Наконец он въехал в город. Проезжая мимо храма Аммона, он услыхал громкие жалобные стенания, хотя во время пути слышал, что моровая язва перестала свирепствовать. То, что он предугадывал по разным признакам, наконец подтвердили ему встречные стражи: первый пророк и верховный жрец Аммона, престарелый Руи, умер на девяносто восьмом году жизни, и Бай, второй пророк, так горячо уверявший Иисуса в своей дружбе и благодарности, сделался его наследником, а вместе с тем верховным жрецом, судьей, хранителем печати и главным казначеем, словом, самым могущественным человеком царства.

XVII

«Вспомоществуемый Иеговою!» — шептал про себя семь дней спустя, горько улыбаясь, закованный в цепи государственный преступник, в то время как его вместе с сорока другими узниками вели через триумфальные ворота Таниса к востоку.
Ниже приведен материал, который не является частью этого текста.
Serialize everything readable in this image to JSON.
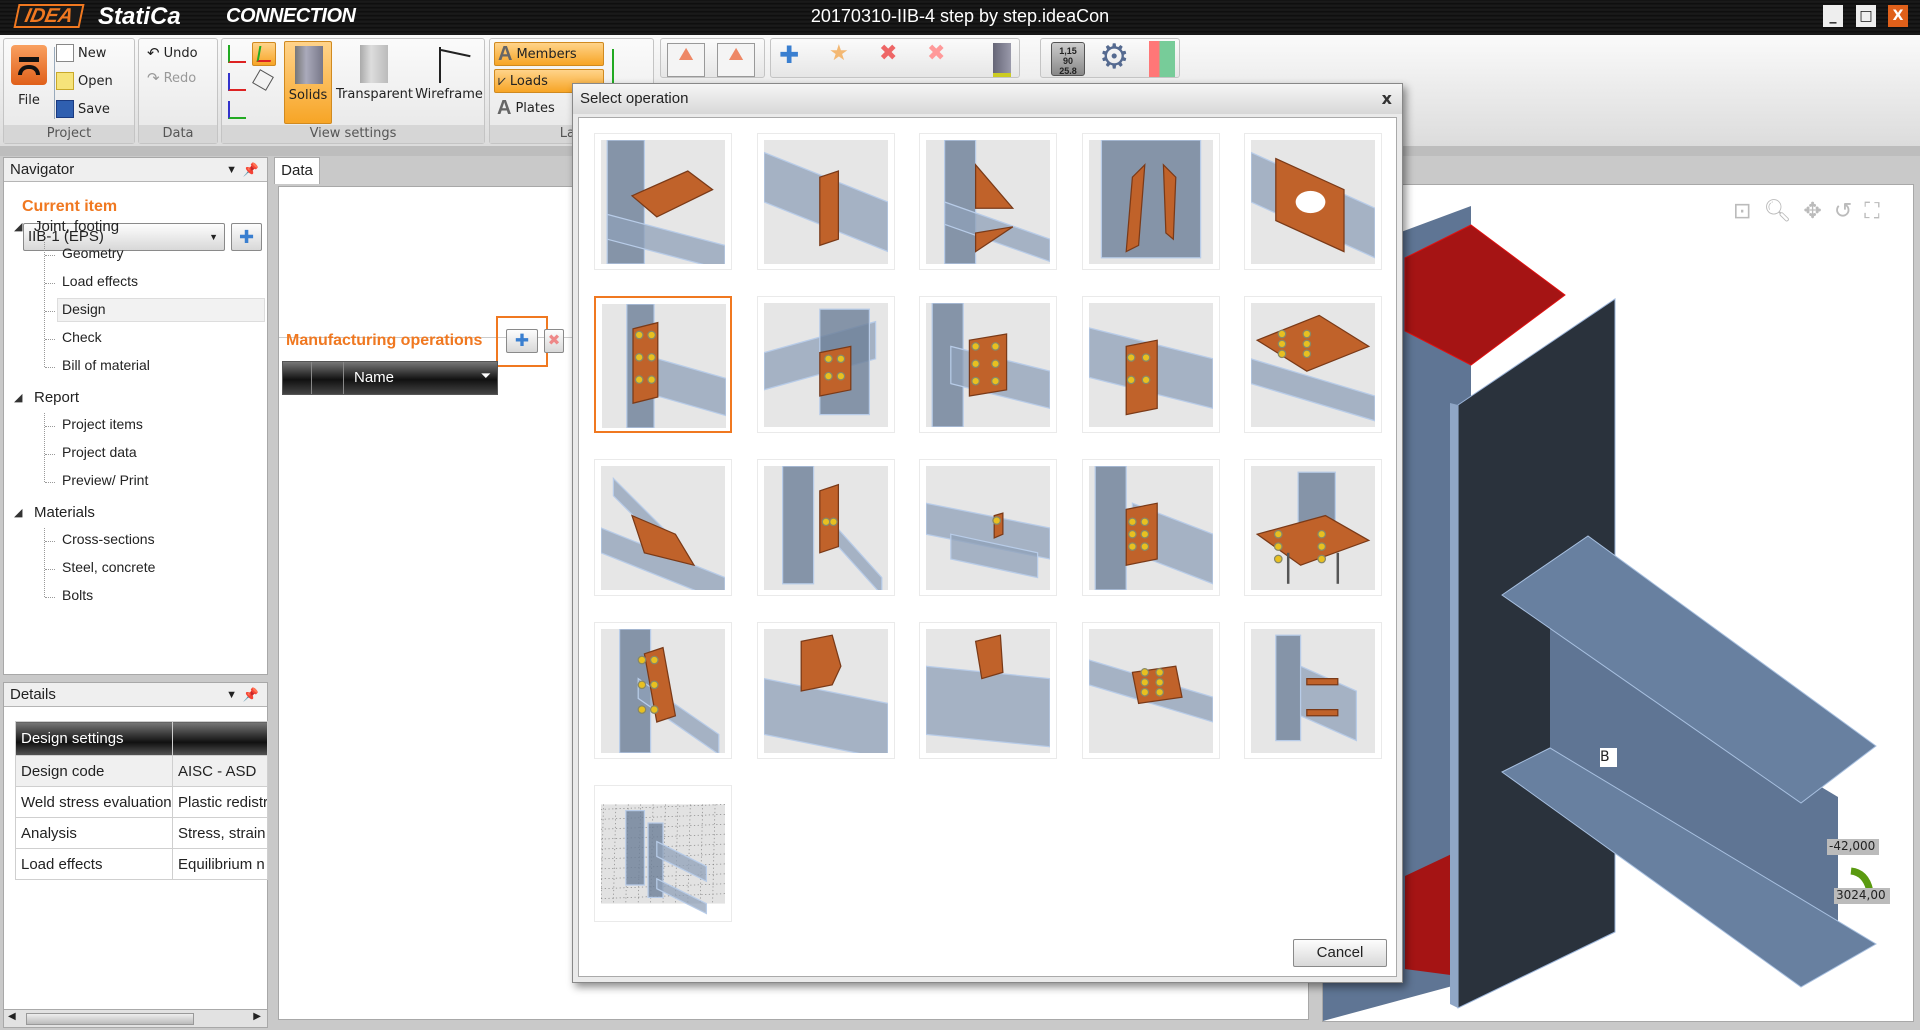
{
  "window": {
    "brand_mark": "IDEA",
    "brand": "StatiCa",
    "product": "CONNECTION",
    "title": "20170310-IIB-4 step by step.ideaCon",
    "minimize": "_",
    "maximize": "□",
    "close": "X"
  },
  "ribbon": {
    "project": {
      "label": "Project",
      "file": "File",
      "new": "New",
      "open": "Open",
      "save": "Save"
    },
    "data": {
      "label": "Data",
      "undo": "Undo",
      "redo": "Redo"
    },
    "view": {
      "label": "View settings",
      "solids": "Solids",
      "transparent": "Transparent",
      "wireframe": "Wireframe"
    },
    "labels": {
      "label": "Lab",
      "members": "Members",
      "loads": "Loads",
      "plates": "Plates"
    },
    "check_badge": [
      "1,15",
      "90",
      "25.8"
    ]
  },
  "navigator": {
    "title": "Navigator",
    "current_item_label": "Current item",
    "current_item_value": "IIB-1 (EPS)",
    "groups": [
      {
        "label": "Joint, footing",
        "items": [
          "Geometry",
          "Load effects",
          "Design",
          "Check",
          "Bill of material"
        ]
      },
      {
        "label": "Report",
        "items": [
          "Project items",
          "Project data",
          "Preview/ Print"
        ]
      },
      {
        "label": "Materials",
        "items": [
          "Cross-sections",
          "Steel, concrete",
          "Bolts"
        ]
      }
    ],
    "selected": "Design"
  },
  "details": {
    "title": "Details",
    "header": "Design settings",
    "rows": [
      {
        "label": "Design code",
        "value": "AISC - ASD"
      },
      {
        "label": "Weld stress evaluation",
        "value": "Plastic redistr"
      },
      {
        "label": "Analysis",
        "value": "Stress, strain"
      },
      {
        "label": "Load effects",
        "value": "Equilibrium n"
      }
    ]
  },
  "data_tab": {
    "tab": "Data",
    "section_title": "Manufacturing operations",
    "grid_header": "Name"
  },
  "viewport": {
    "member_label": "B",
    "load_values": [
      "-42,000",
      "3024,00"
    ]
  },
  "dialog": {
    "title": "Select operation",
    "close": "x",
    "cancel": "Cancel",
    "selected_index": 5,
    "operations": [
      {
        "icon": "stiffening-plate-icon",
        "kind": "wing"
      },
      {
        "icon": "plate-cut-icon",
        "kind": "cut"
      },
      {
        "icon": "haunch-icon",
        "kind": "haunch"
      },
      {
        "icon": "rib-icon",
        "kind": "ribs"
      },
      {
        "icon": "opening-icon",
        "kind": "opening"
      },
      {
        "icon": "end-plate-icon",
        "kind": "endplate"
      },
      {
        "icon": "fin-plate-icon",
        "kind": "fin"
      },
      {
        "icon": "column-end-plate-icon",
        "kind": "colplate"
      },
      {
        "icon": "splice-icon",
        "kind": "splice"
      },
      {
        "icon": "plate-to-plate-icon",
        "kind": "flatbolts"
      },
      {
        "icon": "gusset-icon",
        "kind": "gusset"
      },
      {
        "icon": "cleat-icon",
        "kind": "cleat"
      },
      {
        "icon": "beam-seat-icon",
        "kind": "seat"
      },
      {
        "icon": "double-angle-icon",
        "kind": "angles"
      },
      {
        "icon": "base-plate-icon",
        "kind": "base"
      },
      {
        "icon": "brace-connection-icon",
        "kind": "brace"
      },
      {
        "icon": "notch-plate-icon",
        "kind": "notch"
      },
      {
        "icon": "fin-stub-icon",
        "kind": "stub"
      },
      {
        "icon": "bolted-flange-icon",
        "kind": "flange"
      },
      {
        "icon": "stiffener-cross-icon",
        "kind": "cross"
      },
      {
        "icon": "grid-template-icon",
        "kind": "grid"
      }
    ]
  },
  "colors": {
    "accent": "#f07820",
    "steel": "#6a80a0",
    "plate": "#c0622a",
    "bolt": "#e8c020",
    "load": "#a01414"
  }
}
Целью назначения этих несчастных были горные заводы на Синайском полуострове, где требовались новые подневольные работники.

Недолго длилось это настроение узника. Он выпрямился, и с губ его слетели слова: «крепок и тверд», и, как будто желая передать свою новообретенную бодрость юноше, который шел рядом с ним, он сказал ему: «Мужайся, Эфраим, мужайся, смотри не в землю, а вверх, что бы ни случилось!»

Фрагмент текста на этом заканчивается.